5.4 Van bijzondere omstandigheden, op grond waarvan moet worden geoordeeld dat het RBA in dit geval niet van zijn intrekkingsbevoegdheid gebruik had mogen maken, is het College niet gebleken. Voorzover appellante meent dat een bijzondere omstandigheid is gelegen in de door haar gestelde onduidelijkheid over de in de projectadministraties op te nemen gegevens, wijst het College erop dat zij had kunnen - en ook: moeten - weten welke gegevens daarin in ieder geval moesten worden opgenomen. Immers, zoals hiervoor al is overwogen, de aan de subsidie verbonden voorwaarde - ex artikel 7, derde lid, van de ESF-regeling, juncto bijlage 4, punt 6, bij deze regeling -, dat een aparte projectadministratie dient te worden gevoerd waarin alle gegevens zijn te verifiëren die zijn opgenomen in de aanvraag en de rapportageformulieren, alsmede de in bijlage 5.7 vervatte toelichting op de wijze van administreren, zijn geëxpliciteerd in de toekenningsbesluiten van 30 november 1993. Bovendien blijkt ook uit de brieven van de Regionaal Coördinator ESF en het Hoofd Regionaal Coördinatiepunt ESF van 14 september 1993, respectievelijk 4 oktober 1993 duidelijk aan welke eisen de projectadministraties in ieder geval moesten voldoen. Overigens had de Directeur-generaal voor de Arbeidsvoorziening er in zijn, in rubriek 2 van deze uitspraak vermelde, brief van 1 november 1990 al op gewezen dat de aanvrager van ESF-subsidies garant moet staan voor het voeren van een aparte projectadministratie die het mogelijk maakt dat over alle aspecten die in de aanvraag aan de orde komen kan worden gerapporteerd, en dat dit betekent dat de inkomsten en uitgaven ten behoeve van het project op factuurniveau verifieerbaar moeten zijn, dat het mogelijk moet zijn om de relatie te bepalen tussen deze inkomsten en uitgaven en de deelnemers aan het project en dat de gegevens van de individuele deelnemers in de administratie moeten voorkomen. Aldus had appellante kunnen - en ook: moeten - weten dat de veelal door haar ten behoeve van ESF-projecten gehanteerde administraties van zogenoemde PBVE-projecten, waarbij, zoals appellante in haar brief van 8 maart 2001 heeft opgemerkt, wat betreft de aanwezigheid van deelnemers kon worden volstaan met een rapportage door het RBO aan het RBA bij langdurige afwezigheid en een afwezigheidsregistratie per cursusuur niet nodig was, derhalve niet voldeden aan de aan administraties van ESF-projecten gestelde eisen.

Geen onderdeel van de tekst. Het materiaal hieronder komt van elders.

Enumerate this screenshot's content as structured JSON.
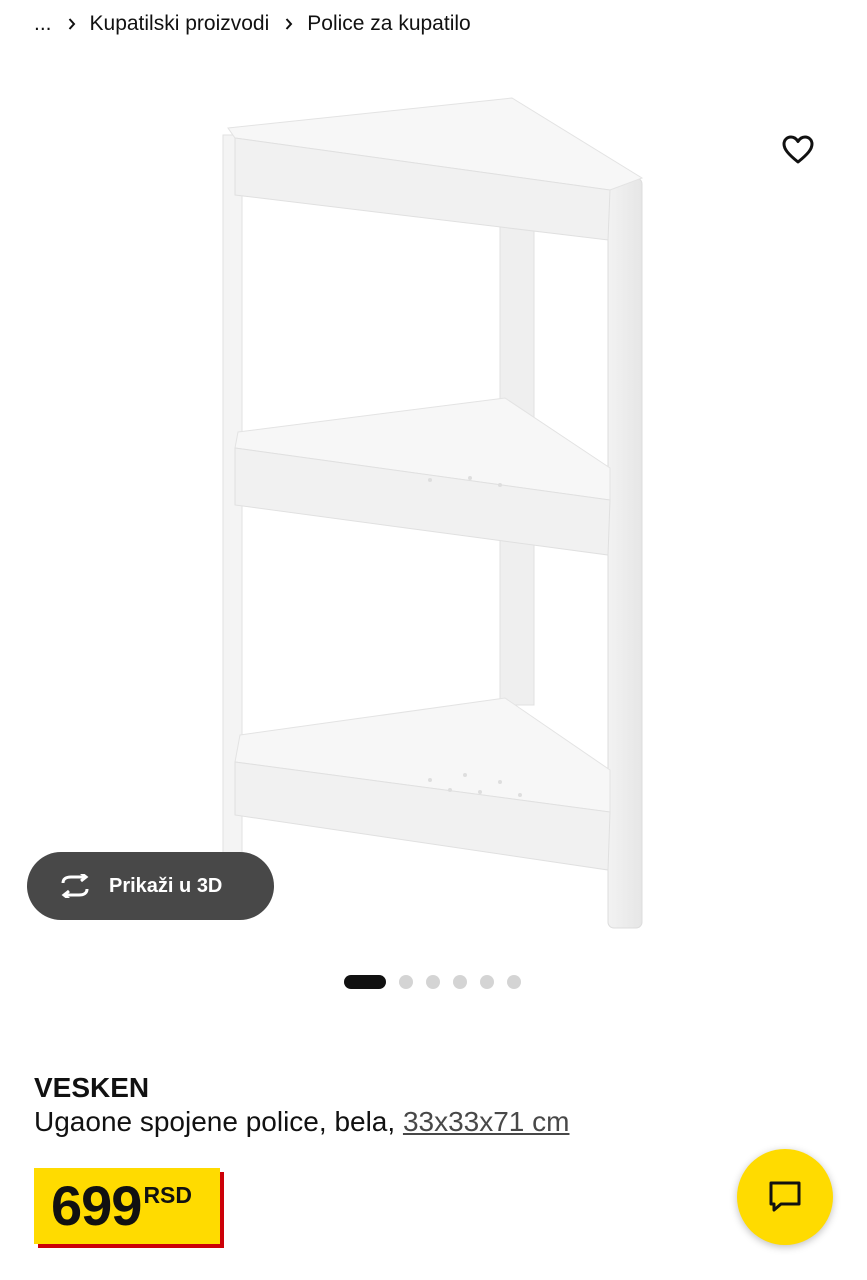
{
  "breadcrumb": {
    "ellipsis": "...",
    "items": [
      "Kupatilski proizvodi",
      "Police za kupatilo"
    ]
  },
  "gallery": {
    "view3d_label": "Prikaži u 3D",
    "slide_count": 6,
    "active_slide": 1
  },
  "product": {
    "name": "VESKEN",
    "description": "Ugaone spojene police, bela,",
    "dimensions": "33x33x71 cm",
    "price": "699",
    "currency": "RSD"
  },
  "colors": {
    "price_bg": "#ffdb00",
    "price_shadow": "#cc0008",
    "button_3d_bg": "#484848",
    "chat_bg": "#ffdb00"
  },
  "icons": [
    "chevron-right-icon",
    "heart-icon",
    "rotate-3d-icon",
    "chat-icon"
  ]
}
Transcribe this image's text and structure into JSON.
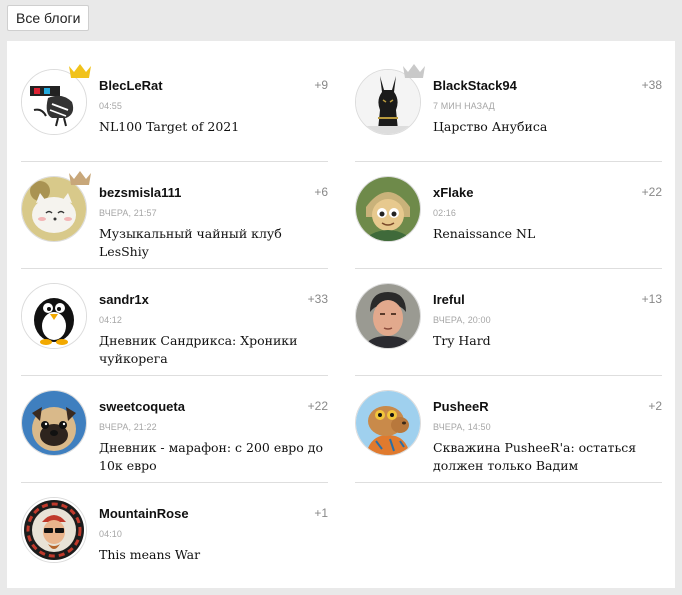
{
  "header": {
    "all_blogs_label": "Все блоги"
  },
  "blogs": [
    {
      "nick": "BlecLeRat",
      "score": "+9",
      "time": "04:55",
      "title": "NL100 Target of 2021",
      "crown": "gold",
      "avatar_icon": "rat-graffiti-avatar"
    },
    {
      "nick": "BlackStack94",
      "score": "+38",
      "time": "7 мин назад",
      "title": "Царство Анубиса",
      "crown": "silver",
      "avatar_icon": "anubis-avatar"
    },
    {
      "nick": "bezsmisla111",
      "score": "+6",
      "time": "вчера, 21:57",
      "title": "Музыкальный чайный клуб LesShiy",
      "crown": "bronze",
      "avatar_icon": "cat-avatar"
    },
    {
      "nick": "xFlake",
      "score": "+22",
      "time": "02:16",
      "title": "Renaissance NL",
      "crown": "",
      "avatar_icon": "cartoon-boy-avatar"
    },
    {
      "nick": "sandr1x",
      "score": "+33",
      "time": "04:12",
      "title": "Дневник Сандрикса: Хроники чуйкорега",
      "crown": "",
      "avatar_icon": "penguin-avatar"
    },
    {
      "nick": "Ireful",
      "score": "+13",
      "time": "вчера, 20:00",
      "title": "Try Hard",
      "crown": "",
      "avatar_icon": "man-photo-avatar"
    },
    {
      "nick": "sweetcoqueta",
      "score": "+22",
      "time": "вчера, 21:22",
      "title": "Дневник - марафон: с 200 евро до 10к евро",
      "crown": "",
      "avatar_icon": "pug-avatar"
    },
    {
      "nick": "PusheeR",
      "score": "+2",
      "time": "вчера, 14:50",
      "title": "Скважина PusheeR'a: остаться должен только Вадим",
      "crown": "",
      "avatar_icon": "capybara-avatar"
    },
    {
      "nick": "MountainRose",
      "score": "+1",
      "time": "04:10",
      "title": "This means War",
      "crown": "",
      "avatar_icon": "pro-badge-avatar"
    }
  ],
  "colors": {
    "crown_gold": "#f1c21b",
    "crown_silver": "#c9c9c9",
    "crown_bronze": "#c8a77a",
    "divider": "#dedede"
  }
}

5.5 Het College volgt appellante niet waar zij stelt dat achteraf strengere eisen aan de projectadministraties zijn gesteld. Al sedert het moment waarop appellante de subsidies aanvroeg, en in feite al daarvoor, gelet op de brief van de Directeur-generaal voor de Arbeidsvoorziening van 1 november 1990, stond immers vast aan welke eisen de projectadministraties dienden te voldoen. Deze eisen zijn in de loop der tijd niet strenger geworden.